The Intuitive-Override Model: Nudging Judges Toward Pretrial Risk Assessment Instruments

2018 
The development, implementation, and use of risk assessments are some of the most important and controversial issues facing criminal justice systems today. The recent push for judges to use risk assessments in their pretrial release decision making has met with resistance on several fronts, including from judges themselves. We conducted in-depth interviews with judges in a diverse set of courts that were using the Public Safety Assessment (PSA), a risk assessment developed by the Laura and John Arnold Foundation. Interview questions aimed to gain insight into how judges define and assess risk, as well as how they perceive the potential for bias and disparate impacts for communities of color in the use of risk assessments.
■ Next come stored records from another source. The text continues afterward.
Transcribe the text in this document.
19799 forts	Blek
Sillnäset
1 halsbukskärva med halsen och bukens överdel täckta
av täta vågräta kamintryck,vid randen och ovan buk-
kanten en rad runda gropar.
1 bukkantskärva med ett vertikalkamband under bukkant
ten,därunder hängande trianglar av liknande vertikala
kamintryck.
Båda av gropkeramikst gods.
In this manuscript, we frame our analysis with Guthrie and colleagues’ intuitive-override model and suggest that risk assessment instruments can help judges engage both intuitive and deliberative models of decision making. Our findings indicate that judges perceive a tension when reconciling the actuarial aspect of the PSA and their experience-based inclination to learn about defendants’ lives as a way of assessing risk through determinations of culpability and blameworthiness. We conclude by discussing the PSA through a review of legal scholarship that challenges risk assessments on ethical and moral grounds, and recommend the creation of researcher-judge feedback loops along with increased transparency of model development as key features to improve the accuracy, adoption, and understanding of risk assessments.